A Ceasefire in the War Between IT and Security Operations

ceasefire red triangle

Friction has existed between IT departments and Security Operations for years. If turf wars and business silos are not the cause, the lack of collaboration and communication will often lead to disharmony between the two. The left hand should know what the right hand is doing and vice versa, but that can only happen if the problems between them are acknowledged and addressed. Check out our recent conversation where Lynx CEO Gina Mahin and Steven Bay, Director of Security Operations and Threat Intelligence at Security On-Demand, discuss how Integrated Risk Management can bring a ceasefire to this friction and turn these teams into partners working toward the common goal of protecting the business.

View On-Demand Here!

This video is meant to be informative around the specific challenges, data, and solutions, that allow these two business areas to collaborate more effectively.

  • What are the major threats, ransomware, hackers, Chinese/Russian entities?
  • How do we use this information to drive security?
  • How do we ensure threats are identified and remediated quickly
  • What does a threat-based approach look like?

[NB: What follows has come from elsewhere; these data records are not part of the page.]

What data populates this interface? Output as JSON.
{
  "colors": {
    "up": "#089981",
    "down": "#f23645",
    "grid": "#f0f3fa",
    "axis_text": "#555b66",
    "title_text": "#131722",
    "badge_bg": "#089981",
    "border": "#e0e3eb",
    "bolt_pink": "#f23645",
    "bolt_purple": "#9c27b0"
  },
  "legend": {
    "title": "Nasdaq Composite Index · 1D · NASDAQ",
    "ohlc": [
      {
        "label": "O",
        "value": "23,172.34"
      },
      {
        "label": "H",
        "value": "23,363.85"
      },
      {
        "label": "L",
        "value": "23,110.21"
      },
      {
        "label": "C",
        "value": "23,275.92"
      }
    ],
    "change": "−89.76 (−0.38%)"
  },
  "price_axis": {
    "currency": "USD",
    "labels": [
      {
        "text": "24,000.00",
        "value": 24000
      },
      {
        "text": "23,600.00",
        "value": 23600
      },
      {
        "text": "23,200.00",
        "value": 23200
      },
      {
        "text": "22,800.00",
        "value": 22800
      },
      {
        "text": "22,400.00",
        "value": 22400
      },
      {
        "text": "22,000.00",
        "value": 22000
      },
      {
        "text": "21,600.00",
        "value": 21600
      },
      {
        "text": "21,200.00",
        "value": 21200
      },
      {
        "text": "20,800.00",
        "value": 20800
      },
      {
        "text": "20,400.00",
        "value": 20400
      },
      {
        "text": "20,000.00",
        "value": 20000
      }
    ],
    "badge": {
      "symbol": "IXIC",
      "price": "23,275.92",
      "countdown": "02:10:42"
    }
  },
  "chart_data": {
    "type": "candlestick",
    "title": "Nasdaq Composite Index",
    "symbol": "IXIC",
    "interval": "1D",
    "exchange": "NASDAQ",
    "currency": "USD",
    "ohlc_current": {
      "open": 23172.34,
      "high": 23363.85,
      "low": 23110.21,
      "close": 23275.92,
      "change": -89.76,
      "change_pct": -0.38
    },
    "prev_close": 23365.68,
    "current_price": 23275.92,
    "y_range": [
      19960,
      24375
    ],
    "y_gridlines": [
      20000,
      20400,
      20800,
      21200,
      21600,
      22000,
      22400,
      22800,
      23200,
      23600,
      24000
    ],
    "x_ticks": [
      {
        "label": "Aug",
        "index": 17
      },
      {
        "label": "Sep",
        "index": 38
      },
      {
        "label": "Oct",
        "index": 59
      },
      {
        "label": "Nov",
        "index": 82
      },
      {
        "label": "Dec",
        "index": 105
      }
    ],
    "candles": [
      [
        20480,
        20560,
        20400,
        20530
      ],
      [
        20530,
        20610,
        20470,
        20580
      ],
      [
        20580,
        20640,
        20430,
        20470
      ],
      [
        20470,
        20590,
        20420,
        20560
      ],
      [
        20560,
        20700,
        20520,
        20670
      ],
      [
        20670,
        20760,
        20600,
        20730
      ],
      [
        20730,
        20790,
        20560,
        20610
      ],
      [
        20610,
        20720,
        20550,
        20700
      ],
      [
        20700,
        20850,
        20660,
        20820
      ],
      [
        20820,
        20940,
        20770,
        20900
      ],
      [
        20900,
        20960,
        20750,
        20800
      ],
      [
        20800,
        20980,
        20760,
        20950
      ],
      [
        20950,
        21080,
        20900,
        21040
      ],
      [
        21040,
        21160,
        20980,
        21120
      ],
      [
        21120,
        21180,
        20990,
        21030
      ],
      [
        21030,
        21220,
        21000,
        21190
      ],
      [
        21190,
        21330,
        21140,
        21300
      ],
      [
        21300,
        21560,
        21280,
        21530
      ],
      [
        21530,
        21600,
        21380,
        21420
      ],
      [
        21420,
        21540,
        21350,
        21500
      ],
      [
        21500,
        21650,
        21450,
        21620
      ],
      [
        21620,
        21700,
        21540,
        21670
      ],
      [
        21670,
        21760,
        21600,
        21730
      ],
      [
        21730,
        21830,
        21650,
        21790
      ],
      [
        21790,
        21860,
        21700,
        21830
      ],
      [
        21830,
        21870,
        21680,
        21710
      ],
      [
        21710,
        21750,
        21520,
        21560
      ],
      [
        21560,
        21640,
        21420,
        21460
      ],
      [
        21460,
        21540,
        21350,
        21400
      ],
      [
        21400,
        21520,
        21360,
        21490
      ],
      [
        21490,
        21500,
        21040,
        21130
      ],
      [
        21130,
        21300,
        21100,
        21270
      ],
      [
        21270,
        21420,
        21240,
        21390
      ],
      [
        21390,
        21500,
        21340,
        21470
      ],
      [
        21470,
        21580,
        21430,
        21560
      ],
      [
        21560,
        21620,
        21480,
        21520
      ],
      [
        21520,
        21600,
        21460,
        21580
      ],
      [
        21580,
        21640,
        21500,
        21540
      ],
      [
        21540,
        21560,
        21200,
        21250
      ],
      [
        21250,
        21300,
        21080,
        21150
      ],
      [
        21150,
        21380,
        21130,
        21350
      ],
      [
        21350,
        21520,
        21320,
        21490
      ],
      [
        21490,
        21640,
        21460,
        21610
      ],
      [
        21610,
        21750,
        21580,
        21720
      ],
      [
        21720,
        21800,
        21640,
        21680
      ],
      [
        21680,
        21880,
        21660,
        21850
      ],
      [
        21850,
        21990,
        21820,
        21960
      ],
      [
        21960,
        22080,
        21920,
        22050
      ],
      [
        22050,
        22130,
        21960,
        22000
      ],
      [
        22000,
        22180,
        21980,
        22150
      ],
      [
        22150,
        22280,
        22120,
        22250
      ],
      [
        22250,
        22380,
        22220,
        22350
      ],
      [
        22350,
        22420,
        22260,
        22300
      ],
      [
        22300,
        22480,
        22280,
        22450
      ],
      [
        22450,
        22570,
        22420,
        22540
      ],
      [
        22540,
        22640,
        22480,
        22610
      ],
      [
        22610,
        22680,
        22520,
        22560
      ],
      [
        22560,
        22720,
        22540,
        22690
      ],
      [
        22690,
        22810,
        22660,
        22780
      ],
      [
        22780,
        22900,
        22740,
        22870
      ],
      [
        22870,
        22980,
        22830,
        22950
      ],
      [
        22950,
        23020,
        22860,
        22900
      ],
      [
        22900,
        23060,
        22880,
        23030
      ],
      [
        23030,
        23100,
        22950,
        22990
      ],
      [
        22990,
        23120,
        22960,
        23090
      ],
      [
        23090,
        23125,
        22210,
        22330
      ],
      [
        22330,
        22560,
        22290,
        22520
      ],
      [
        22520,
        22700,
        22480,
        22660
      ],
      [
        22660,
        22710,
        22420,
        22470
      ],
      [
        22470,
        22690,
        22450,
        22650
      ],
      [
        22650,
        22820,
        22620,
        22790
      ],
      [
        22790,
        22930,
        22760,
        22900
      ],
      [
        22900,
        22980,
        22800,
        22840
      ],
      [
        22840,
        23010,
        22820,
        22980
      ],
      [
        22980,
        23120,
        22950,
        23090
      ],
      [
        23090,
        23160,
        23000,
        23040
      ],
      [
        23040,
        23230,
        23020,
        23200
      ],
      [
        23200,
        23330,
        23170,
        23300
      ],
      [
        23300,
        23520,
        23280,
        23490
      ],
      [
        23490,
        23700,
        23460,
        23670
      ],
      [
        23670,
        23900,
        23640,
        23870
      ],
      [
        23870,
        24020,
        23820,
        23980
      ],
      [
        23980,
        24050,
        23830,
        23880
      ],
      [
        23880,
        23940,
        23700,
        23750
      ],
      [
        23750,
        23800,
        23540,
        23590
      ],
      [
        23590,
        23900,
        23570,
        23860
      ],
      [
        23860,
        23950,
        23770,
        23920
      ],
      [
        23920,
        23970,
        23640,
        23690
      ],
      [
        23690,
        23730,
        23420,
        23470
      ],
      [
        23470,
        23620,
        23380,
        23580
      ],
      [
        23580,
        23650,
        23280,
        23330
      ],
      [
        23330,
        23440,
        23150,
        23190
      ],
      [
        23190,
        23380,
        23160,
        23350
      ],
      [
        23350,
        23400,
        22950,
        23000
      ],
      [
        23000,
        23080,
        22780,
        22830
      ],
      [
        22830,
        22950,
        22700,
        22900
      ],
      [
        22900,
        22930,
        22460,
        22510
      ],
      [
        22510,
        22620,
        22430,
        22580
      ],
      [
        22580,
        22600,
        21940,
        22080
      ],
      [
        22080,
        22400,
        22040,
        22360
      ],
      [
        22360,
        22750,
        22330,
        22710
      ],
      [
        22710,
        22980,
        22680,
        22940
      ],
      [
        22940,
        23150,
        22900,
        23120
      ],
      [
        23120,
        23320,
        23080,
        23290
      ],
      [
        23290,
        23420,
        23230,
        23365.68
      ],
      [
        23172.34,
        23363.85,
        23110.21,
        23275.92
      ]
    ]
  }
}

When we understand the impact of these threats, we can react efficiently between IT and security.  Automation is the key to responding to change more quickly and communication across business units allows the organization to leverage automation more effectively.  These two areas are invaluable to creating a cease fire between IT and Security.

From here, your organization can build automated systems through machine learning, alerts etc. to build processes for security orchestration with IT systems to protect until the security team can evaluate and address.  Integrated Risk Management helps to inform, what happened or what is impacted and what systemic changes need to be in place for a go-forward strategy.